A bit early , I still have to work 3 more days (including this one). Thanks, and same to you all!
Thanks! It’s not only faster (for smaller lists), it uses the actual locale settings in AppleScript while bash’s locale settings are still (till mountain lion) single byte encoding inherited from ISO latin 1 collation. That means the bash version only works properly with Unicode characters 1 thru 127 unfortunately, while yours works properly with every unicode character.
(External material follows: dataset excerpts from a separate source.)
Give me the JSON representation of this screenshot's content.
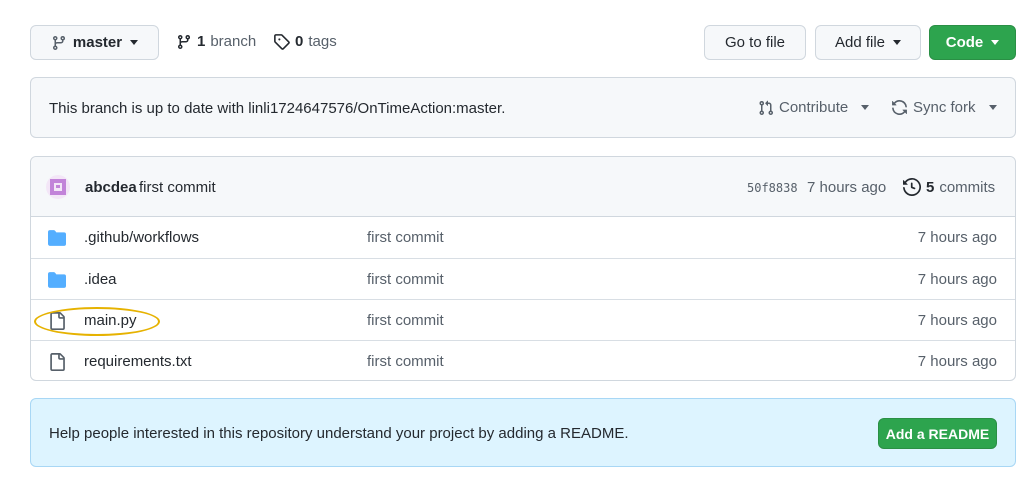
{
  "toolbar": {
    "branch_select": "master",
    "branches_count": "1",
    "branches_label": "branch",
    "tags_count": "0",
    "tags_label": "tags",
    "go_to_file": "Go to file",
    "add_file": "Add file",
    "code": "Code"
  },
  "sync": {
    "status_text": "This branch is up to date with linli1724647576/OnTimeAction:master.",
    "contribute_label": "Contribute",
    "sync_fork_label": "Sync fork"
  },
  "latest_commit": {
    "author": "abcdea",
    "message": "first commit",
    "sha": "50f8838",
    "age": "7 hours ago",
    "commits_count": "5",
    "commits_label": "commits"
  },
  "files": [
    {
      "name": ".github/workflows",
      "type": "folder",
      "message": "first commit",
      "age": "7 hours ago"
    },
    {
      "name": ".idea",
      "type": "folder",
      "message": "first commit",
      "age": "7 hours ago"
    },
    {
      "name": "main.py",
      "type": "file",
      "message": "first commit",
      "age": "7 hours ago"
    },
    {
      "name": "requirements.txt",
      "type": "file",
      "message": "first commit",
      "age": "7 hours ago"
    }
  ],
  "readme": {
    "prompt_text": "Help people interested in this repository understand your project by adding a README.",
    "button_label": "Add a README"
  },
  "colors": {
    "primary_green": "#2da44e",
    "folder_blue": "#54aeff",
    "highlight_ring": "#e6b200",
    "readme_bg": "#ddf4ff"
  }
}
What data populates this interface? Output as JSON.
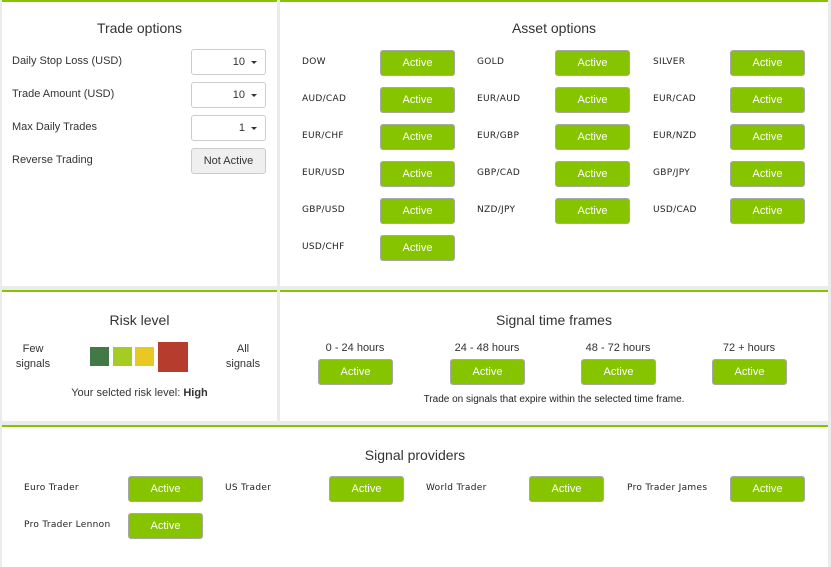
{
  "trade_options": {
    "title": "Trade options",
    "rows": [
      {
        "label": "Daily Stop Loss (USD)",
        "value": "10"
      },
      {
        "label": "Trade Amount (USD)",
        "value": "10"
      },
      {
        "label": "Max Daily Trades",
        "value": "1"
      }
    ],
    "reverse_trading": {
      "label": "Reverse Trading",
      "value": "Not Active"
    }
  },
  "asset_options": {
    "title": "Asset options",
    "assets": [
      {
        "name": "DOW",
        "status": "Active"
      },
      {
        "name": "GOLD",
        "status": "Active"
      },
      {
        "name": "SILVER",
        "status": "Active"
      },
      {
        "name": "AUD/CAD",
        "status": "Active"
      },
      {
        "name": "EUR/AUD",
        "status": "Active"
      },
      {
        "name": "EUR/CAD",
        "status": "Active"
      },
      {
        "name": "EUR/CHF",
        "status": "Active"
      },
      {
        "name": "EUR/GBP",
        "status": "Active"
      },
      {
        "name": "EUR/NZD",
        "status": "Active"
      },
      {
        "name": "EUR/USD",
        "status": "Active"
      },
      {
        "name": "GBP/CAD",
        "status": "Active"
      },
      {
        "name": "GBP/JPY",
        "status": "Active"
      },
      {
        "name": "GBP/USD",
        "status": "Active"
      },
      {
        "name": "NZD/JPY",
        "status": "Active"
      },
      {
        "name": "USD/CAD",
        "status": "Active"
      },
      {
        "name": "USD/CHF",
        "status": "Active"
      }
    ]
  },
  "risk_level": {
    "title": "Risk level",
    "left_label_line1": "Few",
    "left_label_line2": "signals",
    "right_label_line1": "All",
    "right_label_line2": "signals",
    "levels": [
      {
        "color": "#427944"
      },
      {
        "color": "#a5cc22"
      },
      {
        "color": "#e8c822"
      },
      {
        "color": "#b63c2e"
      }
    ],
    "selected_index": 3,
    "selected_prefix": "Your selcted risk level:",
    "selected_value": "High"
  },
  "signal_time_frames": {
    "title": "Signal time frames",
    "frames": [
      {
        "label": "0 - 24 hours",
        "status": "Active"
      },
      {
        "label": "24 - 48 hours",
        "status": "Active"
      },
      {
        "label": "48 - 72 hours",
        "status": "Active"
      },
      {
        "label": "72 + hours",
        "status": "Active"
      }
    ],
    "note": "Trade on signals that expire within the selected time frame."
  },
  "signal_providers": {
    "title": "Signal providers",
    "providers": [
      {
        "name": "Euro Trader",
        "status": "Active"
      },
      {
        "name": "US Trader",
        "status": "Active"
      },
      {
        "name": "World Trader",
        "status": "Active"
      },
      {
        "name": "Pro Trader James",
        "status": "Active"
      },
      {
        "name": "Pro Trader Lennon",
        "status": "Active"
      }
    ]
  },
  "colors": {
    "accent": "#86c400",
    "background": "#ebebeb"
  }
}
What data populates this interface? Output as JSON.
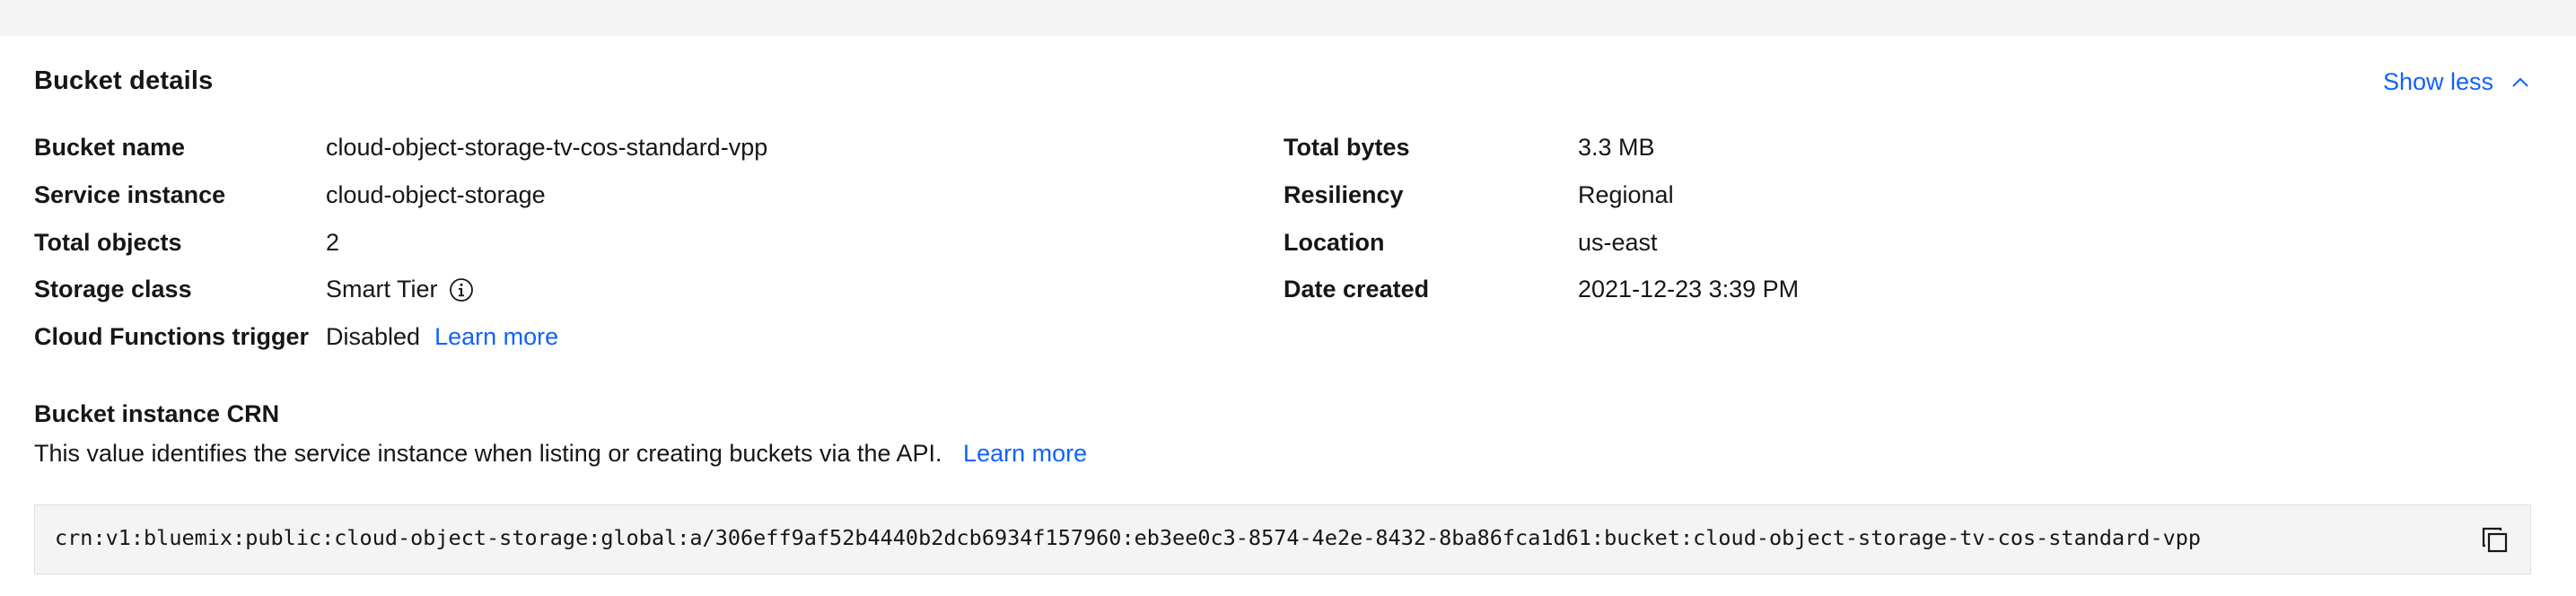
{
  "panel": {
    "title": "Bucket details",
    "toggle_label": "Show less"
  },
  "left_details": [
    {
      "label": "Bucket name",
      "value": "cloud-object-storage-tv-cos-standard-vpp"
    },
    {
      "label": "Service instance",
      "value": "cloud-object-storage"
    },
    {
      "label": "Total objects",
      "value": "2"
    },
    {
      "label": "Storage class",
      "value": "Smart Tier"
    },
    {
      "label": "Cloud Functions trigger",
      "value": "Disabled",
      "link": "Learn more"
    }
  ],
  "right_details": [
    {
      "label": "Total bytes",
      "value": "3.3 MB"
    },
    {
      "label": "Resiliency",
      "value": "Regional"
    },
    {
      "label": "Location",
      "value": "us-east"
    },
    {
      "label": "Date created",
      "value": "2021-12-23 3:39 PM"
    }
  ],
  "crn": {
    "title": "Bucket instance CRN",
    "description": "This value identifies the service instance when listing or creating buckets via the API.",
    "link": "Learn more",
    "value": "crn:v1:bluemix:public:cloud-object-storage:global:a/306eff9af52b4440b2dcb6934f157960:eb3ee0c3-8574-4e2e-8432-8ba86fca1d61:bucket:cloud-object-storage-tv-cos-standard-vpp"
  },
  "icons": {
    "toggle": "chevron-up-icon",
    "storage_class_info": "info-icon",
    "copy": "copy-icon"
  },
  "colors": {
    "link": "#0f62fe",
    "background": "#f4f4f4",
    "card": "#ffffff",
    "text": "#161616"
  }
}
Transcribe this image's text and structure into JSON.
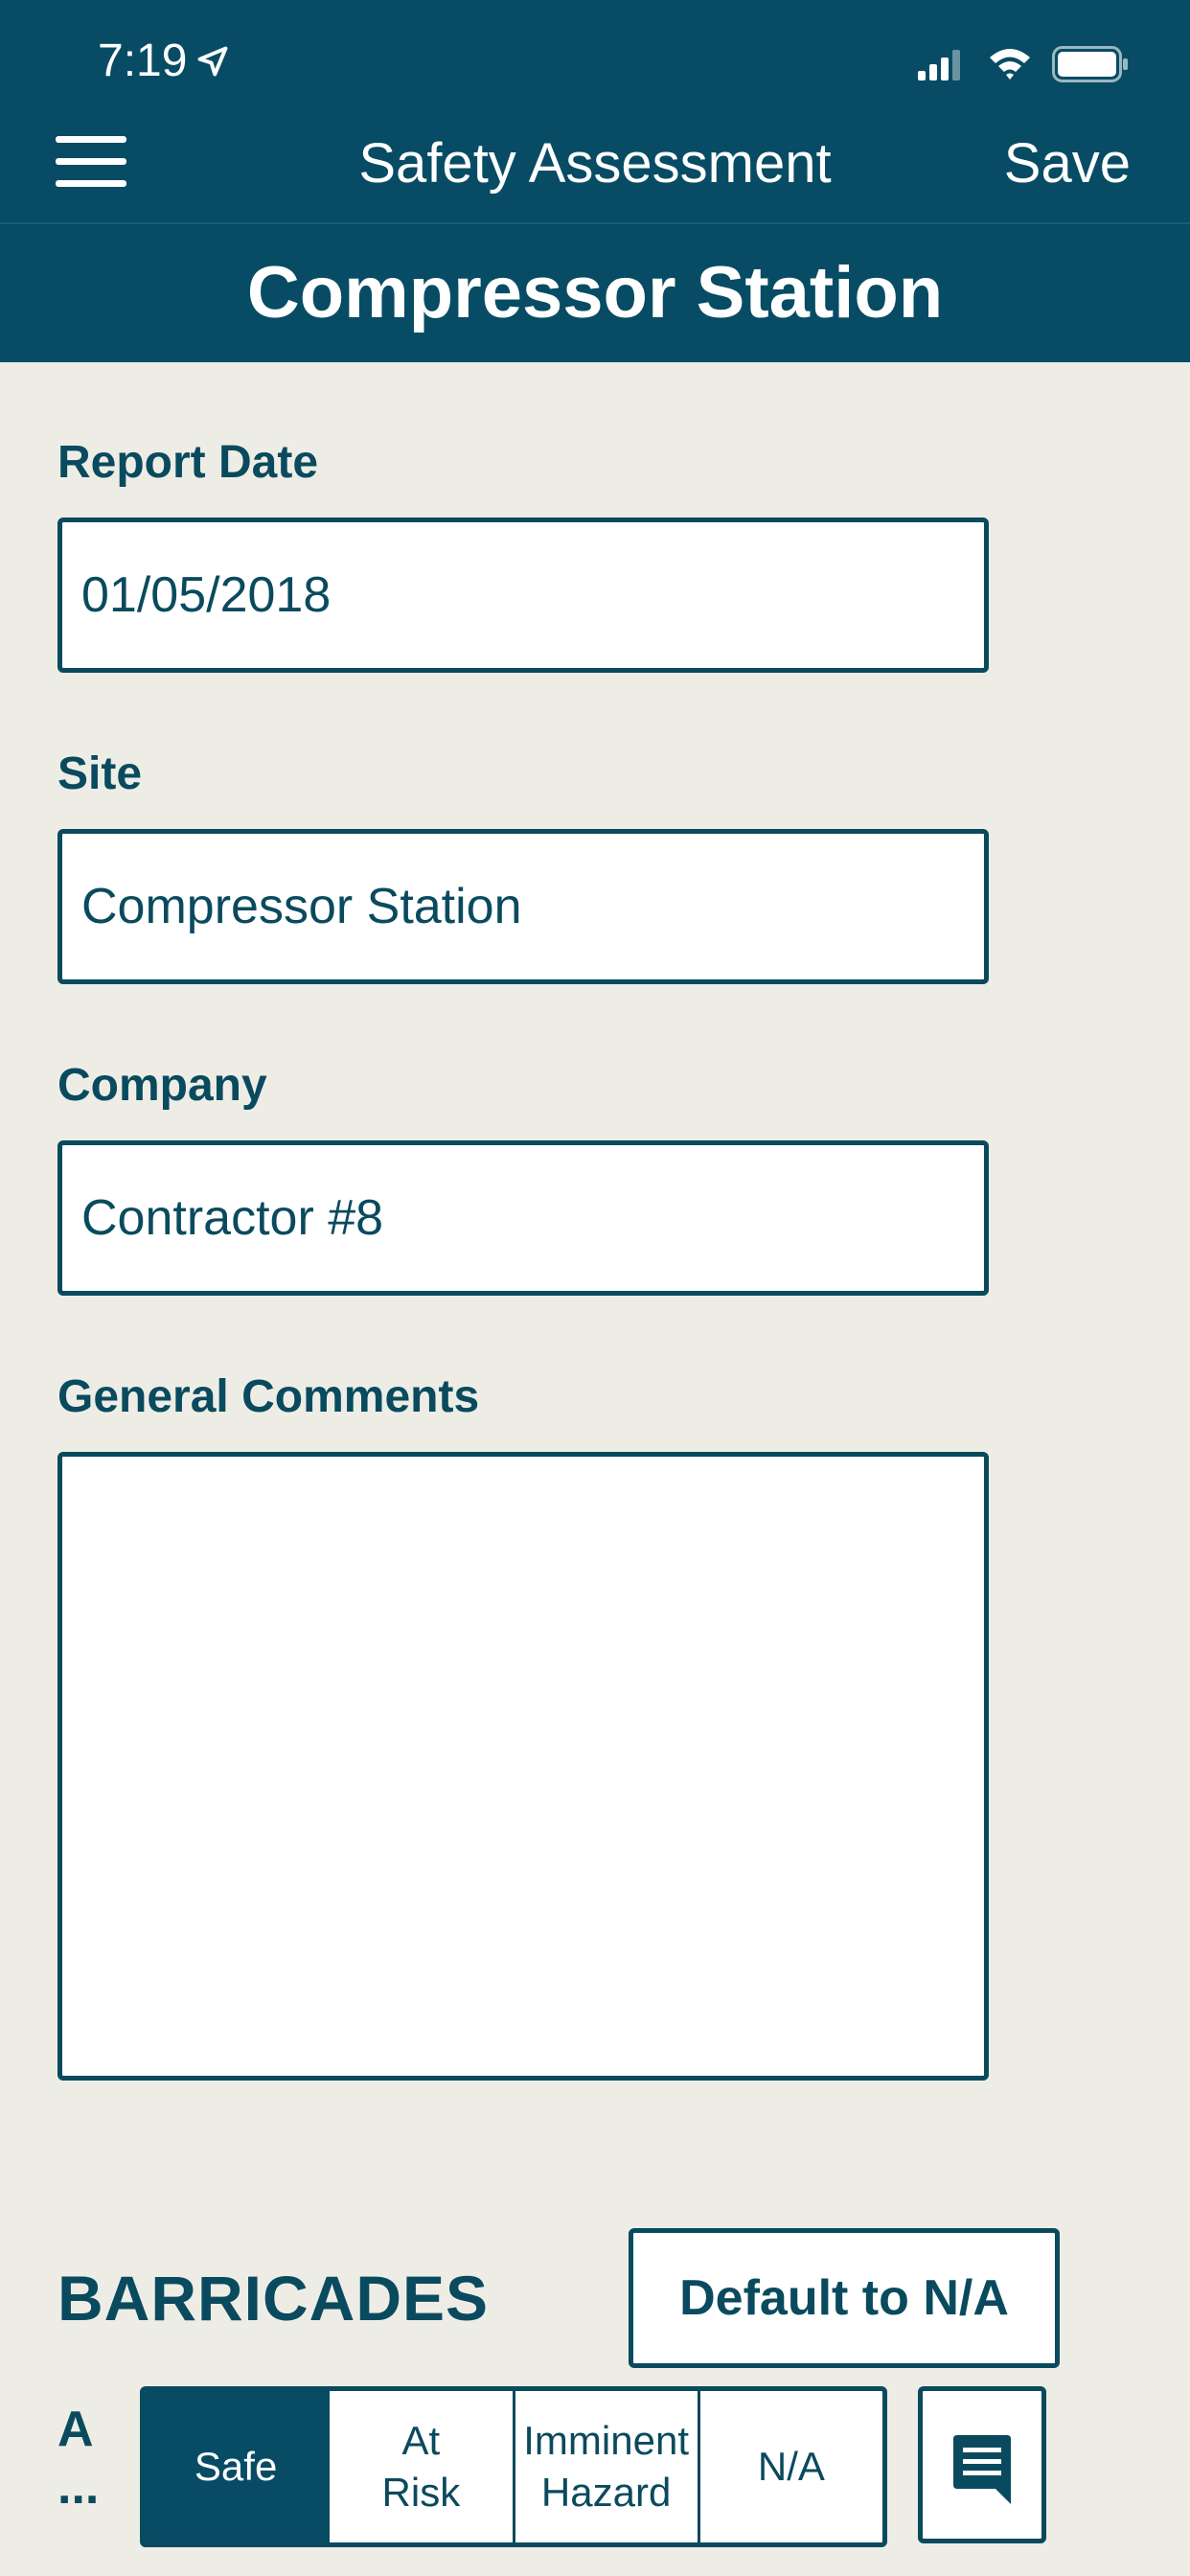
{
  "status_bar": {
    "time": "7:19"
  },
  "nav": {
    "title": "Safety Assessment",
    "save_label": "Save"
  },
  "subheader": {
    "title": "Compressor Station"
  },
  "form": {
    "report_date": {
      "label": "Report Date",
      "value": "01/05/2018"
    },
    "site": {
      "label": "Site",
      "value": "Compressor Station"
    },
    "company": {
      "label": "Company",
      "value": "Contractor #8"
    },
    "general_comments": {
      "label": "General Comments",
      "value": ""
    }
  },
  "section": {
    "title": "BARRICADES",
    "default_button_label": "Default to N/A",
    "row": {
      "label_line1": "A",
      "label_line2": "...",
      "options": [
        {
          "label": "Safe"
        },
        {
          "label_line1": "At",
          "label_line2": "Risk"
        },
        {
          "label_line1": "Imminent",
          "label_line2": "Hazard"
        },
        {
          "label": "N/A"
        }
      ],
      "selected": "Safe"
    }
  },
  "colors": {
    "header_bg": "#074C64",
    "text_primary": "#0A4A5E",
    "page_bg": "#EDEDE6",
    "field_bg": "#FFFFFF"
  },
  "icons": {
    "menu": "hamburger-menu-icon",
    "location": "location-arrow-icon",
    "signal": "cellular-signal-icon",
    "wifi": "wifi-icon",
    "battery": "battery-icon",
    "comment": "comment-icon"
  }
}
I think, that’s very useful when file names contains umlauts for instance.
It works a bit more like Bash then . The ‘bug’ you mentioned is still in there on Mountain Lion.
edit: Because Nigel’s script made me curious here a version that works similar to my bash version
set theFiles to {"cöm.apple.QuickTime.plist", "Com.apple.iTunes.plist", "org.x.X11.plist", "org.mozilla.firefox.plist", "com.apple.iCal.plist", "com.apple.AddressBook.plist", "QuickTime Preferences", "com.TeamViewer8.Settings.plist", "com.quark.quarkupdate.preferences.plist", "Compressed file.7z", "Compressed file 3.7z", "Compressed file 2.7z", "Compressed file 5.7z", "Compressed file 4.7z"}
set theList to splitFileName(theFiles)
set sorted2DList to bubbleSort2D(theList, 1)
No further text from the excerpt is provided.